Numa visita efetuada ao Garcia de Orta, o Sindepor encontrou a Urgência Pediátrica a funcionar no limite, com cerca de 30% dos enfermeiros em isolamento profilático." A situação tem sido recorrente porque, quando há colegas que regressam ao serviço, outros vão para casa. A boa vontade e entrega dos enfermeiros que se mantêm em funções têm permitido que a prestação de cuidados de saúde pediátricos não entre em rutura durante as 24 horas de funcionamento, com o consequente aumento do pagamento de trabalho extraordinário", lê-se na nota de imprensa.

"Estes enfermeiros têm sido inexcedíveis e têm feito turnos extraordinários para colmatar as ausências dos colegas que estão em isolamento profilático, com mais cansaço e desgaste. Uma entrega que torna ainda mais injusto o não pagamento do subsídio de risco covid a metade dos profissionais deste serviço, até porque eles têm sido também afetados pela doença. Existe um circuito para pacientes respiratórios e outro para não respiratórios, mas é neste último que acabam por surgir vários casos positivos de COVID-19", explica Luís Mós.

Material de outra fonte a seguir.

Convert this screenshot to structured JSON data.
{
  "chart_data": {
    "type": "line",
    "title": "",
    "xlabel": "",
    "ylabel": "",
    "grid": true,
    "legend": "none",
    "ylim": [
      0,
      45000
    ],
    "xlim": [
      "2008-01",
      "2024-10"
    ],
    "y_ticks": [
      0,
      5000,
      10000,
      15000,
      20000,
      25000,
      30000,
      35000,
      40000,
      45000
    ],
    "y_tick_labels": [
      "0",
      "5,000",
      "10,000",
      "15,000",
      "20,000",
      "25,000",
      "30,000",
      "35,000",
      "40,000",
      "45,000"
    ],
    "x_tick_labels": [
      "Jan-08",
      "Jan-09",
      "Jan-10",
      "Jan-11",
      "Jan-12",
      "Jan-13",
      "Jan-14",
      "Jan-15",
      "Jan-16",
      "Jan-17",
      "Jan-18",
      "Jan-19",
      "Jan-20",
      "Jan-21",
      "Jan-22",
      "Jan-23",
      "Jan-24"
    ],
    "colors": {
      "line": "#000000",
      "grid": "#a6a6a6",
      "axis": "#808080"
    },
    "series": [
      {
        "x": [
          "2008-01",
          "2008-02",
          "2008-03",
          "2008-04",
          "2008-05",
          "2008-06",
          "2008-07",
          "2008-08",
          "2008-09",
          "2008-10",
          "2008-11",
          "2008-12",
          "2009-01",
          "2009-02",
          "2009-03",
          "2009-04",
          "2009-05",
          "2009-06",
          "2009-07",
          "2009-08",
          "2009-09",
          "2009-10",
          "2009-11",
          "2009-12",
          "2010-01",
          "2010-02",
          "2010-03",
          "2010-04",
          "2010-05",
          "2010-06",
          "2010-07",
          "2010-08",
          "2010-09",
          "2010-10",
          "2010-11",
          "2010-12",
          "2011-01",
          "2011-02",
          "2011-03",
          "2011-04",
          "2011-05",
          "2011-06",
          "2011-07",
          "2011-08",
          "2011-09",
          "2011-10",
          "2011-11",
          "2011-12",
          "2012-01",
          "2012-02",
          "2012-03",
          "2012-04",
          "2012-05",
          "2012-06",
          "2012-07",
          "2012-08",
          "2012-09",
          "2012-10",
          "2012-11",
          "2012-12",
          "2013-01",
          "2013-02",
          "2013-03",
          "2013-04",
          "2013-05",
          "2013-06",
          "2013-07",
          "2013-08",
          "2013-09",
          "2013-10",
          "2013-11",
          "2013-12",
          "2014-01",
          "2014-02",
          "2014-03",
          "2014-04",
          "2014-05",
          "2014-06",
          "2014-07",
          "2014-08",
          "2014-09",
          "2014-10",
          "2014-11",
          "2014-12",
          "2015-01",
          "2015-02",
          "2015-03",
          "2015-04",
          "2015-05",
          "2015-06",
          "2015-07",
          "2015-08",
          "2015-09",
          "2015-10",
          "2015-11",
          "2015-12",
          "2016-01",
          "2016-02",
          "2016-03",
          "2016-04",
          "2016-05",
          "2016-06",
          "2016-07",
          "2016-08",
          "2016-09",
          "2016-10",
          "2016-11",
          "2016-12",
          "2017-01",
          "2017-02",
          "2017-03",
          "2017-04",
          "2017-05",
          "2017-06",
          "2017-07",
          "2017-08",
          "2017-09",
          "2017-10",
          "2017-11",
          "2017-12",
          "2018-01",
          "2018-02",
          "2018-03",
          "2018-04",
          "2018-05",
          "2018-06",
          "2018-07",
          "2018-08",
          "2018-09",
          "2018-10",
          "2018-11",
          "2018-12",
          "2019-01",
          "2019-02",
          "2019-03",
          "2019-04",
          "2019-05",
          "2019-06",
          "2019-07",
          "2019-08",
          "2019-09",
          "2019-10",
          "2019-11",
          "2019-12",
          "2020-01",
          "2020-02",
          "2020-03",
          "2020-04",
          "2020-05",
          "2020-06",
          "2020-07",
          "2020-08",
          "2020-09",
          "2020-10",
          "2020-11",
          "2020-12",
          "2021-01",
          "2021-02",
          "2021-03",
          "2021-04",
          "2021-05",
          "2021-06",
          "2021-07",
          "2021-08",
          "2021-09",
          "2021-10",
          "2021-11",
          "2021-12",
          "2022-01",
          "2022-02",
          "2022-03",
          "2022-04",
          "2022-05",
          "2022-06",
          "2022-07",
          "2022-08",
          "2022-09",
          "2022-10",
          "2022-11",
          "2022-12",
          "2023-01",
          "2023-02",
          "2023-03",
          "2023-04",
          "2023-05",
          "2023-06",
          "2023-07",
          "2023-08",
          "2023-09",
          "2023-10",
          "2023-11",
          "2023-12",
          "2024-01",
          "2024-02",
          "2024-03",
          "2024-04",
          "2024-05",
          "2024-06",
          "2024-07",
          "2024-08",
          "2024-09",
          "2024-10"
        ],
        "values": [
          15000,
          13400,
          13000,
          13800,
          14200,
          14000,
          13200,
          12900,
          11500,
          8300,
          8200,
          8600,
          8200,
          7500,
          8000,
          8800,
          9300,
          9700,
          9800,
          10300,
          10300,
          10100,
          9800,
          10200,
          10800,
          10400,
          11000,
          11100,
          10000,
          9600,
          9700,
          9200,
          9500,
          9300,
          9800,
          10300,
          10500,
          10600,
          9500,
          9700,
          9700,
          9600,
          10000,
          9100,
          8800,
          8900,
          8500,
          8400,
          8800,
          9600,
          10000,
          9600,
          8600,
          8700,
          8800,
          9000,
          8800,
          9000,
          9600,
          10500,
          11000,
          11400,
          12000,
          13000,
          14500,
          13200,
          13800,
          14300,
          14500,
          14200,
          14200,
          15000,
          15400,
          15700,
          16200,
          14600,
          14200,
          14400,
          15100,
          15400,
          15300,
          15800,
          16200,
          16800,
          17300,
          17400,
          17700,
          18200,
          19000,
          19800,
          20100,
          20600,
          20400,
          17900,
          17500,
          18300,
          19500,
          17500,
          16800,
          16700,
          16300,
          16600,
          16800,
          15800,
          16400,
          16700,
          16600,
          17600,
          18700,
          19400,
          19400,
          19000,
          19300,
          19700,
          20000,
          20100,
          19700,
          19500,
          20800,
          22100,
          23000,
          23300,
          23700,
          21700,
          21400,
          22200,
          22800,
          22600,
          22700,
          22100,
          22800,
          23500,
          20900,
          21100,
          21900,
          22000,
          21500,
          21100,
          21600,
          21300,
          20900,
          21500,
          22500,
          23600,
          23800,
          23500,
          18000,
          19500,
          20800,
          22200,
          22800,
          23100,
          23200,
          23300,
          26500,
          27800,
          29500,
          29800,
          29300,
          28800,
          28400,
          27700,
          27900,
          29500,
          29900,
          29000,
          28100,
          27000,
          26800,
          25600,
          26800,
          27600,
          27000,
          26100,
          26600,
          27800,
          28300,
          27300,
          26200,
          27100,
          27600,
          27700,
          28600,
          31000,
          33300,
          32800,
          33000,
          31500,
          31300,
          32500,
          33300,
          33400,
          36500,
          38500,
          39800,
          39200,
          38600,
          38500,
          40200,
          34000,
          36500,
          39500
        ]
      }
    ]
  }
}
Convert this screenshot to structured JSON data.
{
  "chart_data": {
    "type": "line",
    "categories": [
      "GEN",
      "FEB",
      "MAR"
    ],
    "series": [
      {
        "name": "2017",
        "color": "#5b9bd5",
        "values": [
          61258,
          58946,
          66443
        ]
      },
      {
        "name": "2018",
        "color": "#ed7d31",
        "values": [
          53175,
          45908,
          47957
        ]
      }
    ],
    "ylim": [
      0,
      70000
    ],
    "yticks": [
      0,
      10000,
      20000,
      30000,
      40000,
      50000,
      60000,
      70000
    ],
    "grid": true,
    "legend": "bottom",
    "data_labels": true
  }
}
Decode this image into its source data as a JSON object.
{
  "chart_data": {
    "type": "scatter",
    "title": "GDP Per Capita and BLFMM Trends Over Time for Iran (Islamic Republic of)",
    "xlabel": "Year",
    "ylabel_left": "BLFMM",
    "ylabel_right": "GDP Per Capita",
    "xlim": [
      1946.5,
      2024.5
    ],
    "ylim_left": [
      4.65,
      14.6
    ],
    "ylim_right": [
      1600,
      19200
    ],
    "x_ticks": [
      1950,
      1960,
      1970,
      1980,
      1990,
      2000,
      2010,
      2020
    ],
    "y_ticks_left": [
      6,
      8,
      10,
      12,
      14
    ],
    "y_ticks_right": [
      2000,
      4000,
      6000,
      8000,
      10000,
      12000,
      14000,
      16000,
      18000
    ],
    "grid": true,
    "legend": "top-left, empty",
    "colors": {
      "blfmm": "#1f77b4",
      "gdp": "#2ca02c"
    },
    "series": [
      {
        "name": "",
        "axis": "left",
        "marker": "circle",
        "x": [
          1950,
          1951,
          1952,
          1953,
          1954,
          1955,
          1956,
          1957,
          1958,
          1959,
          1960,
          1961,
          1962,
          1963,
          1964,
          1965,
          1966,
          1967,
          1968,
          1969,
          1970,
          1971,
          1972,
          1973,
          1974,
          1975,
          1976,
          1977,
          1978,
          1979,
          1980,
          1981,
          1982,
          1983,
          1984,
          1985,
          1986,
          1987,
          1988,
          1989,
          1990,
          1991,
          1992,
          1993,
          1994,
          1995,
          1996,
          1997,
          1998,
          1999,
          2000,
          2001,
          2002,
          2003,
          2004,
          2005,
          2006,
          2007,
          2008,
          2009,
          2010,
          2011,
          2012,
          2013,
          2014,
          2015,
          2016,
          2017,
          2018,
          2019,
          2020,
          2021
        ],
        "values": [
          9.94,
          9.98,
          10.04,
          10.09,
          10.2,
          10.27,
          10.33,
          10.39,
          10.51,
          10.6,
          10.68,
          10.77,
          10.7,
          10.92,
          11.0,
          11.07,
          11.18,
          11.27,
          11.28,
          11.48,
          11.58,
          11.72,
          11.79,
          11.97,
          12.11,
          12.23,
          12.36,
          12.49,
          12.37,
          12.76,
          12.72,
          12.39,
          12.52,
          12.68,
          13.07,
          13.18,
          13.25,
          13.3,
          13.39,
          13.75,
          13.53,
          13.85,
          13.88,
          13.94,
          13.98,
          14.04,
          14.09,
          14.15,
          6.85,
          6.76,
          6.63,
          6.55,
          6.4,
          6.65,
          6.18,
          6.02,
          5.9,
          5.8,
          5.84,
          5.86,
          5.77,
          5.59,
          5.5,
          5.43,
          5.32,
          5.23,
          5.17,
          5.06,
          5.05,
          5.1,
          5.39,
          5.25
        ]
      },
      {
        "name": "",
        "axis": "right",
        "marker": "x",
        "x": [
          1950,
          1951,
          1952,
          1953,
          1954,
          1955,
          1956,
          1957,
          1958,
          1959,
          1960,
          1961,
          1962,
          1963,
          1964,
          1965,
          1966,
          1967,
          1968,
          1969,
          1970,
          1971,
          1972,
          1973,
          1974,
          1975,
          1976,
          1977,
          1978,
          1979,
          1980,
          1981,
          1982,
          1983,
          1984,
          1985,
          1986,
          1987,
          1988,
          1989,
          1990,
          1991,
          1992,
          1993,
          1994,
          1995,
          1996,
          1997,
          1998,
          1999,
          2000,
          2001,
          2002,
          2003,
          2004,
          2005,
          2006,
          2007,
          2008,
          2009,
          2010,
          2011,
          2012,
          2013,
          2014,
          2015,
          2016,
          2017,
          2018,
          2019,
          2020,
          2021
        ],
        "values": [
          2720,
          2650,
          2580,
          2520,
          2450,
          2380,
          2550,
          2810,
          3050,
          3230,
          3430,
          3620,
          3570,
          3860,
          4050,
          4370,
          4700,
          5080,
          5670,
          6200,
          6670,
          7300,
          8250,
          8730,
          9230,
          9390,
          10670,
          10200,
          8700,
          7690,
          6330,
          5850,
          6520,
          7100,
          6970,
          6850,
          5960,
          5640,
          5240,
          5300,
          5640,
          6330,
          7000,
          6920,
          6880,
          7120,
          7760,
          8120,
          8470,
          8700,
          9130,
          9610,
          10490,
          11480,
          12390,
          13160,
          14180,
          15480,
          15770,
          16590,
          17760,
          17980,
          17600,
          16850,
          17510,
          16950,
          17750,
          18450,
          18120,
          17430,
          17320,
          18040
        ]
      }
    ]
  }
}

Outro problema detetado pelo Sindepor verifica-se na Urgência Geral, que se tem ressentido da perda de enfermeiros, tendo em conta que o Garcia de Orta se insere num território com bastante oferta hospitalar pública e privada. "Recentemente, saíram do hospital cinco enfermeiros e os que se mantêm ao serviço queixam-se de exaustão. Neste contexto, o Sindepor vai perguntar à administração do Garcia de Orta quais as medidas que têm em curso ou as que pretende adotar para travar a saída de enfermeiros", relata.

"Outros assuntos a abordar na reunião com a administração passam pelo processo de avaliação SIADAP e pelas diferenças entre enfermeiros com Contratos de Trabalho em Funções Públicas e colegas com Contrato Individual de Trabalho. Estes últimos desempenham as mesmas funções, mas são prejudicados a vários níveis", conclui o comunicado.